Language of instruction

Czech

Completion

Credit+Examination

Time span

  • 39 hrs lectures
  • 16 hrs exercises
  • 10 hrs projects

Department

Subject specific learning outcomes and competences

Overview of processor microarchitecture and its future trends, principles of parallel system design and interconnection networks, ability to estimate performance of parallel applications.

Learning objectives

To familiarize students with architecture of the newest processors exploiting the instruction-level parallelism and its impact on a compiler design. To make them understand features of parallel systems which make use of functional parallelism at a process- or thread-level and also data parallelism.

Prerequisite knowledge and skills

Von-Neumann computer architecture, computer memory hierarchy, cache memories and their organization, programming in assembly and in C/C++, compiler's tasks and functions

Study literature

  • Dvořák, V., Drábek, V.: Architektura procesorů. VUTIUM, Brno, 1999, 330 s., ISBN 80-214-1458-8. 
  • Dvořák, V.: Architektura a programování paralelních systémů. Skriptum FIT VUT v Brně, 2004, 170 s., ISBN 80-214-2608-X.  

Fundamental literature

  • Culler, D.E. et al.: Parallel Computer Architecture. Morgan Kaufmann Publishers, 1999, 1025 s., ISBN 1-55860-343-3. 
  • Hennessy, J.L., Patterson, D.A.: Computer Architecture - A Quantitative Approach. 3. vydání, Morgan Kaufman Publishers, Inc., 2003, 1136 p., ISBN 1-55860-596-7.  

Syllabus of lectures

  • Function- and data-level parallelism, performance figures and speedup laws.
  • Pipeline instruction processing and instruction dependencies. Typical CPU architecture (DLX).
  • FP unit. Eliminating instruction dependencies. Loop-level parallelism, branch prediction.
  • Superscalar CPU. Dynamic instruction scheduling, register renaming, ROB, speculation.
  • Relaxed models of memory consistency. VLIW processors, software pipelining, predication.
  • Thread-level parallelism, support in hardware. Multithreaded processors.
  • Shared memory architectures. Bus scalability, memory organization, cache coherence.
  • MSI and MESI cache coherence protocols. Synchronization of events in multiprocessors.
  • Interconnection and switching networks. Features and specs, routing, control, group communications.
  • Distributed shared memory architectures, shared virtual memory.
  • Message passing architectures. Hardware support for communication, overlapping communication and computation.
  • Data-level parallelism, vector processors and instructions. SIMD machines and SIMD-like processing.

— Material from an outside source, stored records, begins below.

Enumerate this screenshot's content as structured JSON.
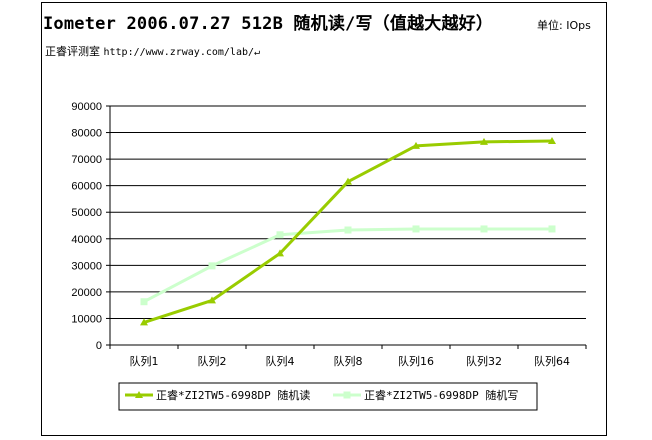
{
  "header": {
    "title": "Iometer 2006.07.27 512B 随机读/写（值越大越好）",
    "unit": "单位: IOps",
    "site_name": "正睿评测室",
    "site_url": "http://www.zrway.com/lab/↵"
  },
  "chart_data": {
    "type": "line",
    "categories": [
      "队列1",
      "队列2",
      "队列4",
      "队列8",
      "队列16",
      "队列32",
      "队列64"
    ],
    "series": [
      {
        "name": "正睿*ZI2TW5-6998DP 随机读",
        "values": [
          8500,
          16800,
          34500,
          61500,
          75000,
          76500,
          76800
        ],
        "color": "#99cc00",
        "marker": "triangle"
      },
      {
        "name": "正睿*ZI2TW5-6998DP 随机写",
        "values": [
          16300,
          29800,
          41500,
          43300,
          43700,
          43700,
          43700
        ],
        "color": "#ccffcc",
        "marker": "square"
      }
    ],
    "ylim": [
      0,
      90000
    ],
    "yticks": [
      0,
      10000,
      20000,
      30000,
      40000,
      50000,
      60000,
      70000,
      80000,
      90000
    ],
    "grid": true,
    "legend": "bottom"
  }
}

Systolic structures.
  • Accelerators and specific architectures for ANN, architectures of future CPUs.

Syllabus of numerical exercises

  • Efficiency and speedup of parallel applications, Amdahl's and Gustafson's laws.
  • Instruction dependencies and hazard elimination at pipeline instruction processing, loop unrolling.
  • Superscalar processing.
  • Midterm examination.
  • VLIW and software pipelining.
  • Multithreading, SMT.
  • Shared memory, bus scalability, SM-system performance.
  • Parameters of interconnection networks, routing algorithms.
  • Vector processors, duration of vector operations.

Progress assessment

Výuka není kontrolována.

Controlled instruction

Assessment of four small projects, a midterm examination.